Mit dem Anpfiff der Fußball-Weltmeisterschaft startete nicht nur ein sportliches Großereignis, sondern auch eine massive Werbeoffensive der Glücksspielindustrie.
Die Landesfachstelle Glücksspielsucht schlägt rechtzeitig vor Turnierbeginn Alarm. Die aggressive Vermarktung von Sportwetten verharmlost die enormen Risiken und zieht insbesondere ein junges Publikum in eine gefährliche Abwärtsspirale. Die Anbieter nutzen die emotionale Aufladung der WM-Spiele gezielt aus. Durch die permanente Präsenz der Logos und Werbespots der Wettanbieter im direkten Sportumfeld sowie auf digitalen Kanälen wird den Fans suggeriert, dass die Sportwette untrennbar zum echten Fußballerlebnis dazugehört. Diese fortschreitende Normalisierung führt dazu, dass die beträchtliche Suchtgefahr in der Wahrnehmung der Öffentlichkeit völlig in den Hintergrund gedrängt wird.
Christian Krieg, Referent für Glücksspielsuchtprävention warnt vor den psycho-logischen Mechanismen: „Insbesondere bei Sportwetten erliegen Spielende dem Irrglauben, man könne Spielausgänge durch angebliches Fachwissen sicher vorhersagen. Doch Fußball bleibt unberechenbar, und Sportwetten reines Glücksspiel. Wer in diese Falle tappt, versucht nach Verlusten oft das verlorene Geld durch immer höhere und gewagtere Wetteinsätze wieder reinzuholen. Dieser Kontrollverlust ebnet den Weg in die Verschuldung und Abhängigkeit.“
Die Folgen einer Suchterkrankung reichen weit über den reinen Verlust von Ersparnissen hinaus. Neben der wirtschaftlichen Notlage drohen den Betroffenen schwere seelische Krisen, die Zerrüttung von Beziehungen zu Familie und Freunden sowie massive Probleme im Arbeitsalltag. Da der Zugang über Wett-Apps auf dem Smartphone rund um die Uhr und von überall aus möglich ist, ist die Hemmschwelle so niedrig wie nie zuvor.

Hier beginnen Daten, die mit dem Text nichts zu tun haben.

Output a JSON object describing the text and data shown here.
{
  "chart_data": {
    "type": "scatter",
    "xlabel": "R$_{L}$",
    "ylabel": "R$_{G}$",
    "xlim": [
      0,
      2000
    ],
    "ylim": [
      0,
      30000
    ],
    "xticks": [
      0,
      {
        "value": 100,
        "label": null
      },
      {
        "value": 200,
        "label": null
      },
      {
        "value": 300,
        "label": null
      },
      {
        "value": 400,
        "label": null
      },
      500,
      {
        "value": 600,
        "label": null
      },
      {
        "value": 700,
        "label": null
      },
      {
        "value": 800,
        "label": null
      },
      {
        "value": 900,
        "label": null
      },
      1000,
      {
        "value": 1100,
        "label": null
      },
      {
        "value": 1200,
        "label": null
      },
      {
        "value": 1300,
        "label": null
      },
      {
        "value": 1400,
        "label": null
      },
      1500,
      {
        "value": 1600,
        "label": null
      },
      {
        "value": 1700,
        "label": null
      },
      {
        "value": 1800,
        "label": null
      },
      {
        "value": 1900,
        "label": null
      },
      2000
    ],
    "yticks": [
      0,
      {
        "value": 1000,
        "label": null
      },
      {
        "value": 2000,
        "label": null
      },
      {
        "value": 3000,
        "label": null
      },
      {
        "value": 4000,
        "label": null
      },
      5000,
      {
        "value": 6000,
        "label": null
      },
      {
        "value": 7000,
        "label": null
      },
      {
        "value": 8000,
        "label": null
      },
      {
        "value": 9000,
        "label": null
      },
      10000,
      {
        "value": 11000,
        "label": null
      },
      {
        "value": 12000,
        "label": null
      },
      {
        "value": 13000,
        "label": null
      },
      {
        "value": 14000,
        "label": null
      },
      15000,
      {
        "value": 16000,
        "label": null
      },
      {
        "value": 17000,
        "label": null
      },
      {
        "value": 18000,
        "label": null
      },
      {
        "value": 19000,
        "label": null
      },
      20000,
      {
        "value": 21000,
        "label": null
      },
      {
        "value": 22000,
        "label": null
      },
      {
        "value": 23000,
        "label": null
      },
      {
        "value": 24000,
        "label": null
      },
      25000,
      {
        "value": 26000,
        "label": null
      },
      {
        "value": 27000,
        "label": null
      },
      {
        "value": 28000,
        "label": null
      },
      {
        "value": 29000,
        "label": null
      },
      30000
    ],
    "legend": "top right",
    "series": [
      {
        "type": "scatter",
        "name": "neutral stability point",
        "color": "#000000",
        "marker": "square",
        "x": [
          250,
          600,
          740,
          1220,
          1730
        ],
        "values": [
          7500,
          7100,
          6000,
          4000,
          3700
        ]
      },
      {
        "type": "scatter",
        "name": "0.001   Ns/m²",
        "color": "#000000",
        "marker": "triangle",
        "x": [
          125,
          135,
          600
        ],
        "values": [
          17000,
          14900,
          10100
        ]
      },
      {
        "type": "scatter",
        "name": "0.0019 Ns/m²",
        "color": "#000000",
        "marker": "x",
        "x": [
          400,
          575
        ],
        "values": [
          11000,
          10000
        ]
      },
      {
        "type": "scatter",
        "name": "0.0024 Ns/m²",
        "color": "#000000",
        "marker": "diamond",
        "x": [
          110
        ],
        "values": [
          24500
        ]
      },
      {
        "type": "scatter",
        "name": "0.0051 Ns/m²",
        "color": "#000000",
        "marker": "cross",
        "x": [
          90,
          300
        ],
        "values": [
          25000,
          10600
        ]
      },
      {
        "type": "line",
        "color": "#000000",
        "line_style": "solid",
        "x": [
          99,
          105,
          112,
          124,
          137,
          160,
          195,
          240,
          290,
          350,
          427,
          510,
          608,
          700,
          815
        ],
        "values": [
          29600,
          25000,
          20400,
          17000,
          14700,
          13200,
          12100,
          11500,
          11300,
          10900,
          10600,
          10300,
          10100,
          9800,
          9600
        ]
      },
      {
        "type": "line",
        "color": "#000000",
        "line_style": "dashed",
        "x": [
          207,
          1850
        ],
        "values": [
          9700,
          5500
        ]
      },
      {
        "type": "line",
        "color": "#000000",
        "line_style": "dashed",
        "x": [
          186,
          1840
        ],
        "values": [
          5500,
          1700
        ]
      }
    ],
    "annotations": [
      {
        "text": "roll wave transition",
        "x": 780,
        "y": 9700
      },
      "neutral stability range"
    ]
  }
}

Christian Krieg rät dringend zu einem kritischen und distanzierten Umgang mit den Angeboten der Sportwettbranche. Wer merkt, dass das Wetten die Kontrolle über den eigenen Alltag übernimmt, oder entsprechende Anzeichen bei Angehörigen beobachtet, sollte frühzeitig reagieren. Professionelle Beratungsstellen bieten Betroffenen und ihrem Umfeld diskrete, unentgeltliche und auf Wunsch vollkommen anonyme Unterstützung an.
Zusätzlich fordert Christian Krieg die Verantwortlichen in Bund und Ländern auf, den Schutz von Fußballfans und insbesondere Minderjährigen stärker in den Mittelpunkt zu stellen:
„Wettfirmen sind die einzigen sicheren Gewinner in diesem Spiel. Wir fordern deshalb ein Sport-wetten-Werbeverbot und eine wirkungsvolle Aufklärungskampagne zu den Risiken von problematischem Glücksspiel und Glücksspielsucht mit dem Fokus Sportwetten“, sagt Christian Krieg.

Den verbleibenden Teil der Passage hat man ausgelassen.